Another day brings another poll with Donald Trump in the lead. According to a new Monmouth University poll of Republicans nationwide released Thursday, the real estate mogul leads the pack with 30 percent of the vote. His next closest competitor, retired neurosurgeon Ben Carson, takes 18 percent. By contrast, the most mainstream and viable candidates—Jeb Bush, Sen. Marco Rubio, and Govs. Scott Walker, John Kasich, and Chris Christie—take 8 percent, 5 percent, 3 percent, 2 percent, and 2 percent respectively, for a combined total of 20 percent support between the five of them.
In other words, the age of Trump is here, it shows no sign of retreat, and Republican leaders are nervous. If Trump becomes the nominee—still unlikely, for the same reasons it’s difficult for Sen. Bernie Sanders to pull a win in the Democratic primary—he’d be an easy target for Democrats, who could blast him for everything from inexperience and temperament, to his nativist rhetoric and unsubtle racism. But a Trump nomination is so unlikely that it’s not the actual nightmare for the Republican Party. The nightmare is a third-party run, where Trump gets himself on the ballot in all 50 states, and siphons white voters from a GOP that needs white turnout to win national elections.
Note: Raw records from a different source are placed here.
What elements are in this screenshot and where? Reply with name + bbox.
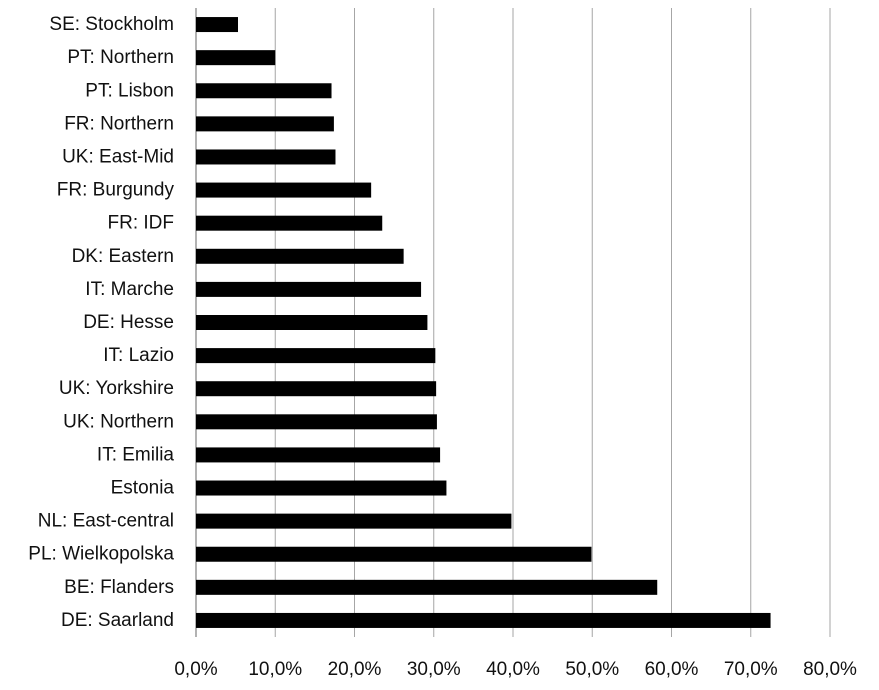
bar [196, 480, 447, 496]
bar [196, 116, 334, 132]
bar [196, 248, 404, 264]
x-tick-label: 10,0% [248, 659, 302, 680]
category-label: UK: Yorkshire [59, 378, 174, 399]
bar [196, 513, 512, 529]
x-tick-label: 40,0% [486, 659, 540, 680]
category-label: FR: Burgundy [57, 180, 175, 201]
category-labels: SE: Stockholm PT: Northern PT: Lisbon FR: N… [28, 14, 174, 631]
bars [196, 17, 771, 628]
bar [196, 215, 383, 231]
category-label: FR: Northern [64, 113, 174, 134]
bar [196, 83, 332, 99]
x-tick-label: 20,0% [328, 659, 382, 680]
bar [196, 315, 428, 330]
bar [196, 612, 771, 628]
category-label: PL: Wielkopolska [28, 544, 174, 565]
x-tick-label: 60,0% [645, 659, 699, 680]
category-label: DK: Eastern [72, 246, 174, 267]
bar [196, 447, 441, 463]
category-label: Estonia [111, 478, 175, 499]
category-label: UK: Northern [63, 411, 174, 432]
category-label: IT: Emilia [97, 444, 175, 465]
bar [196, 50, 276, 66]
bar [196, 182, 372, 198]
category-label: BE: Flanders [64, 577, 174, 598]
x-tick-labels: 0,0% 10,0% 20,0% 30,0% 40,0% 50,0% 60,0% 70,0% 8… [174, 659, 857, 680]
category-label: DE: Saarland [61, 610, 174, 631]
bar [196, 546, 592, 562]
bar [196, 381, 437, 397]
category-label: FR: IDF [108, 213, 175, 234]
x-tick-label: 50,0% [565, 659, 619, 680]
category-label: PT: Lisbon [85, 80, 174, 101]
bar [196, 579, 658, 595]
category-label: UK: East-Mid [62, 146, 174, 167]
x-tick-label: 70,0% [724, 659, 778, 680]
bar [196, 149, 336, 165]
category-label: IT: Lazio [103, 345, 174, 366]
category-label: SE: Stockholm [49, 14, 174, 35]
x-tick-label: 0,0% [174, 659, 217, 680]
bar [196, 17, 239, 33]
category-label: PT: Northern [67, 47, 174, 68]
x-tick-label: 80,0% [803, 659, 857, 680]
category-label: IT: Marche [85, 279, 174, 300]
category-label: NL: East-central [38, 511, 174, 532]
bar [196, 281, 422, 297]
x-tick-label: 30,0% [407, 659, 461, 680]
category-label: DE: Hesse [83, 312, 174, 333]
bar [196, 414, 437, 430]
bar [196, 348, 436, 364]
That nightmare is why, on Wednesday, the Republican National Committee privately circulated a “loyalty pledge” to the party’s presidential candidates. “I [name] affirm that if I do not win the 2016 Republican nomination for president of the United States I will endorse the 2016 Republican presidential nominee regardless of who it is,” reads the pledge. “I further pledge that I will not seek to run as an independent or write-in candidate nor will I seek or accept the nomination for president of any other party.” The obvious hope was that Trump would agree, rule out an independent run, and let Republican leaders breathe easy (or at least, more easily).